One of the lessons Svestad learned in her job is that, because of the novelty of this topic, cybersecurity teams should expect an uphill battle, at least in some areas. “There is not much room for restlessness, it takes time and patience. That is key”, Svestad says. Another takeaway is that it is helpful to use existing stories when trying to get people on board. “When people read about or see what happened to other companies, who maybe haven’t taken cybersecurity too seriously and then experienced an attack, it often makes a lightbulb go off in their minds, because it feels closer to home.” And in terms of awareness initiatives, especially on the learning side: “Keep it fun and short, cybersecurity is still pretty niche, so the learnings shouldn’t be too complex.”

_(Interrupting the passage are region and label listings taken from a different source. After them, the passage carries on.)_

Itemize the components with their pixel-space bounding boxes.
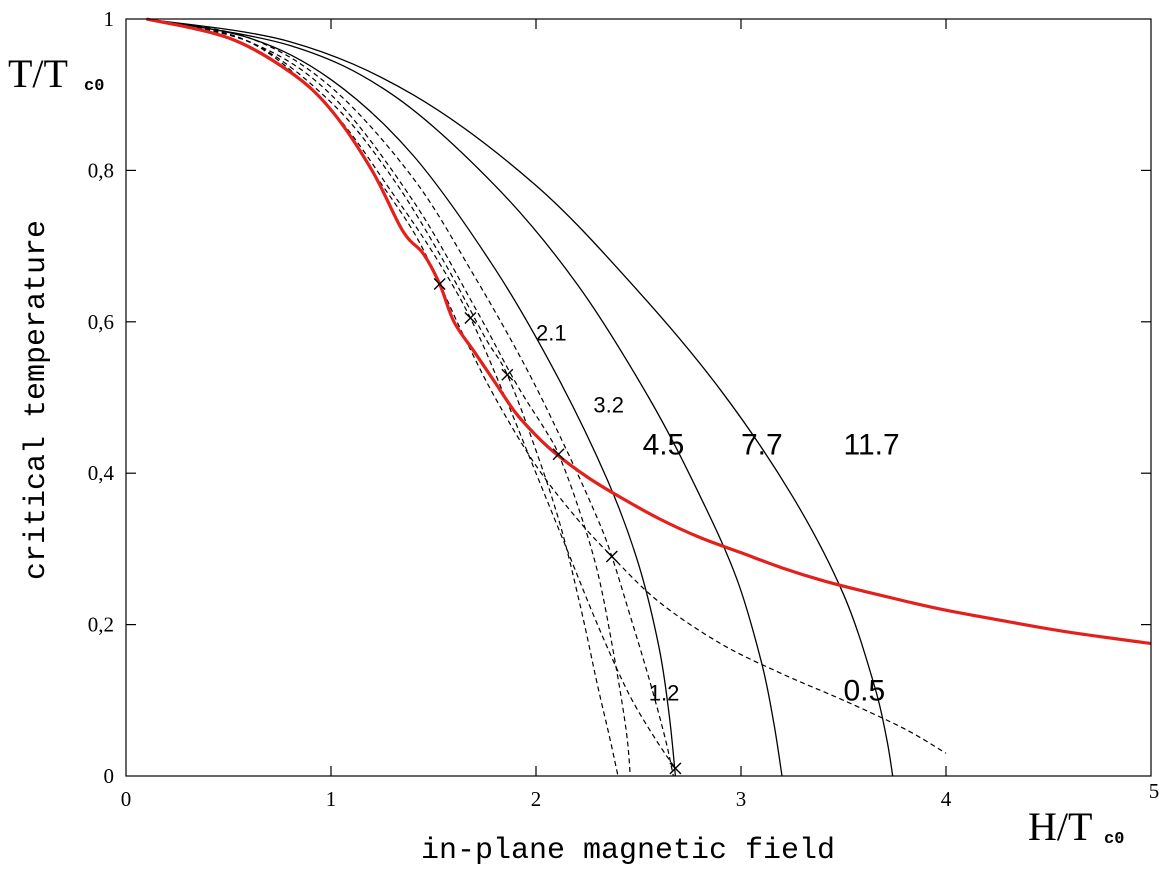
x-unit-sub: c0 — [1104, 830, 1124, 849]
curve-label: 3.2 — [593, 393, 624, 418]
curve-label: 4.5 — [643, 428, 685, 461]
y-unit-label: T/T c0 — [8, 51, 104, 96]
x-unit-label: H/T c0 — [1028, 804, 1124, 849]
curve-label: 2.1 — [536, 321, 567, 346]
y-tick-label: 0,4 — [88, 461, 115, 485]
series-line-7-7 — [146, 18, 783, 777]
ticks-layer: 0 1 2 3 4 5 0 0,2 0,4 0,6 0,8 1 — [88, 7, 1160, 811]
series-line-11-7 — [146, 18, 894, 777]
y-axis-title: critical temperature — [20, 220, 54, 580]
x-unit-main: H/T — [1028, 804, 1092, 849]
x-tick-label: 5 — [1149, 779, 1160, 803]
y-tick-label: 0,6 — [88, 310, 114, 334]
markers-layer — [433, 277, 682, 775]
series-line-4-5 — [146, 18, 677, 777]
curve-label: 1.2 — [649, 680, 680, 705]
series-line-unlabeled-3 — [146, 18, 619, 777]
cross-marker — [669, 762, 682, 775]
series-line-2-1 — [146, 18, 631, 777]
series-line-0-5 — [146, 18, 947, 754]
x-tick-label: 3 — [736, 787, 747, 811]
y-tick-label: 0 — [104, 764, 115, 788]
y-tick-label: 1 — [104, 7, 115, 31]
plot-frame — [125, 18, 1152, 777]
x-tick-label: 2 — [531, 787, 542, 811]
x-tick-label: 0 — [121, 787, 132, 811]
x-axis-title: in-plane magnetic field — [421, 834, 835, 868]
cross-marker — [501, 368, 514, 381]
x-tick-label: 1 — [326, 787, 337, 811]
y-tick-label: 0,2 — [88, 613, 114, 637]
series-line-3-2 — [146, 18, 674, 777]
x-tick-label: 4 — [941, 787, 952, 811]
series-line-red — [146, 17, 1152, 646]
y-unit-sub: c0 — [84, 77, 104, 96]
cross-marker — [605, 550, 618, 563]
cross-marker — [464, 312, 477, 325]
y-unit-main: T/T — [8, 51, 68, 96]
curves-layer — [146, 17, 1152, 777]
curve-labels-layer: 2.1 3.2 4.5 7.7 11.7 1.2 0.5 — [536, 321, 900, 708]
cross-marker — [433, 277, 446, 290]
curve-label: 7.7 — [741, 428, 783, 461]
curve-label: 0.5 — [844, 674, 886, 707]
cross-marker — [552, 448, 565, 461]
curve-label: 11.7 — [844, 428, 900, 461]
y-tick-label: 0,8 — [88, 158, 114, 182]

Diversity makes cybersecurity resonate
The fact that Svestad is a female in this line of work is, in a sense, an advantage. “Being a female in cybersecurity, kind of breaks the typical stereotype”, she says. “Even though it is 2021 and we’ve gotten far with diversity, it is very clear that it’s still mostly males in cybersecurity. Being a female could make it, at least for some people, more approachable and relatable. Diversity is very important, especially in cybersecurity. If the workforce is male dominant, it’s not necessarily going to resonate with as broad an audience as it would if it were better mixed. And it’s crucial for cybersecurity to resonate with a lot of people.”
She encourages women to take their chance in the industry, “because it’s a lot of fun and there is so much to learn. Moreover, cybersecurity is not just relevant for companies, but also important for individuals as well, as we live in such a technical world. And because there is still some novelty to this area, it’s very rewarding when you see it go in the right direction.” As she can share from her own experience with Wilhelmsen. “Wilhelmsen has gotten cybersecurity on the map internally in a fairly short amount of time. That is not an easy task for a company this size.”